Se abre la puerta del consultorio y Sandra se acomoda para pararse pero el médico no dice su apellido sino el de una mujer que está sentada un poco más allá. Entonces Raúl cree que es mejor que falte un poco más de tiempo para oír lo que no quiere saber. Porque no quiere saber qué respuestas hay en los estudios de la bolsa. Imagina una vez más las palabras en la consulta: rayos, quimioterapia, cirugía. También piensa en la palabra tumor, en sus diversas posibles ubicaciones que lo harán más o menos factible de ser extirpado. Imagina lo largas que serán las noches en el colchón del hospital, el suero, tal vez una sonda. En que quizás no vuelva a estar en el calor porque no pueda ya volver a Brasil ni vivir tantos meses hasta llegar al verano porteño. Como tampoco podrá volver a Mallorca a visitar a su hijo Alejandro. Ni a revelar las fotos en su cuarto oscuro brasileño, dónde las horas corren con mayor velocidad que en la luz mientras sumerge las películas en las cubetas de ácidos, una y otra vez. Como una y otra vez imaginó las palabras del médico diciéndole que sí, que es el final, matándolo de a poquito cada vez en su fantasía de las últimas semanas. Recuerda el cuento del milagro de Borges en el que el protagonista puede pedirle un tiempo extra de vida a un dios, para terminar su obra inconclusa y el tiempo se detiene en el libro, como si pudiera detenerse acá mismo, ahora mismo para volver a aquellos sueños que ya no ocurrirán.

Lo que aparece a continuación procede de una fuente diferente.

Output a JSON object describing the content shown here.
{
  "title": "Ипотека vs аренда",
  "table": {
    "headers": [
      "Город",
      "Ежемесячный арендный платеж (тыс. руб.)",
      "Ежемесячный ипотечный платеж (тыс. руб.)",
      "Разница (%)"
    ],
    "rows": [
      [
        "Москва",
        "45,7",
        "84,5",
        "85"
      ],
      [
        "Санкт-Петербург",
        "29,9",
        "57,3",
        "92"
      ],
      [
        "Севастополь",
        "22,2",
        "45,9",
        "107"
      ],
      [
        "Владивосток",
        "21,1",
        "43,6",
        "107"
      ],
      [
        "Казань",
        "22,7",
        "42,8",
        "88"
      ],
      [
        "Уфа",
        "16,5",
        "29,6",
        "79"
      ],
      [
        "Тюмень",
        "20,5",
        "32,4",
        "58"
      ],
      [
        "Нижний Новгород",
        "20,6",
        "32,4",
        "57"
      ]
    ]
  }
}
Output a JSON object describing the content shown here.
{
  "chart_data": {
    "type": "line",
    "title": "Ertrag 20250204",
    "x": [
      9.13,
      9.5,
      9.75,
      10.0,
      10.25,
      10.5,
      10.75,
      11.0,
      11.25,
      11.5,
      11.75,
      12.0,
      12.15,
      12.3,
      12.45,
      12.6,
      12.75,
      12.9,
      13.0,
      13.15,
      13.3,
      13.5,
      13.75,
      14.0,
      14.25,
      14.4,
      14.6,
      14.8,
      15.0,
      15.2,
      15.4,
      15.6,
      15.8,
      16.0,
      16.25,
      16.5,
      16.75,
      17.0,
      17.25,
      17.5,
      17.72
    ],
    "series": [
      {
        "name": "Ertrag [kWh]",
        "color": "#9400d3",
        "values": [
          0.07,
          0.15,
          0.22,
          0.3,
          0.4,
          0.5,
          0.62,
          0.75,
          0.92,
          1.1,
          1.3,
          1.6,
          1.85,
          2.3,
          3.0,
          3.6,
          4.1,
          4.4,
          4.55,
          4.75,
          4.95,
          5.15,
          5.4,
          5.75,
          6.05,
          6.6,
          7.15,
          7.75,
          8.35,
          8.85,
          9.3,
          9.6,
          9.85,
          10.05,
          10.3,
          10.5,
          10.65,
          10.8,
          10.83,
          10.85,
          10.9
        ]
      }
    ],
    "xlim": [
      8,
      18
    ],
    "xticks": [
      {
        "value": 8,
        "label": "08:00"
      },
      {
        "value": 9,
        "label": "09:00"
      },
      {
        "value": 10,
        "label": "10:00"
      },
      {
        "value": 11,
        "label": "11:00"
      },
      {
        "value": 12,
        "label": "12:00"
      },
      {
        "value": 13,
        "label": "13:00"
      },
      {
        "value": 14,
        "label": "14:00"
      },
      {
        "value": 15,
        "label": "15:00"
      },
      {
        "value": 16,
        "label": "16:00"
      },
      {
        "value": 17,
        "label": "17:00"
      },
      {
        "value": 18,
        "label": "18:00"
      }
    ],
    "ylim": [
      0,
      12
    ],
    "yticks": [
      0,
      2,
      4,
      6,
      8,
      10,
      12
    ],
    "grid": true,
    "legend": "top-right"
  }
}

Ahora sí la puerta se abre y el apellido que dice es el de él, aunque mal pronunciado como suele sucederle desde los años escolares.
Impecable el señor doctor, que con cara y voz de doctor mira rápidamente los estudios de la bolsa que Sandra le entrega. Raúl mira la cara del médico, percibe que tendrán la misma edad y tiene muchas ganas de decirle que hay otras formas de vivir. Con gesto de doctor apoya los estudios sobre el escritorio, Raúl se siente increíblemente lejos, mira el reloj y piensa que a esa hora en su pueblo brasileño estarán entrando las lanchas de los pescadores al puerto y hasta puede ver que traen los rostros contentos que suelen traer cuando tuvieron una buena cosecha. Piensa en la carne blanca del pescado abriéndose en un delicioso bocado, en la carne gris de los camarones que se vuelve rosada al cocinarla y escucha un lo siento, amigo y el médico da más explicaciones a Sandra que lo escucha con los ojos húmedos y pregunta ¿nada? Ellos conversan un poco más. Él mira cómo gesticula la boca de Sandra. Alguno de los dos dice seis semanas. El médico se para y extiende la mano a cada uno.
Mientras van saliendo Sandra le aprieta el brazo con fuerza y Raúl mira esa mano dorada que tanto le gusta y siente la tibieza de sus propias lágrimas que empiezan a rodar.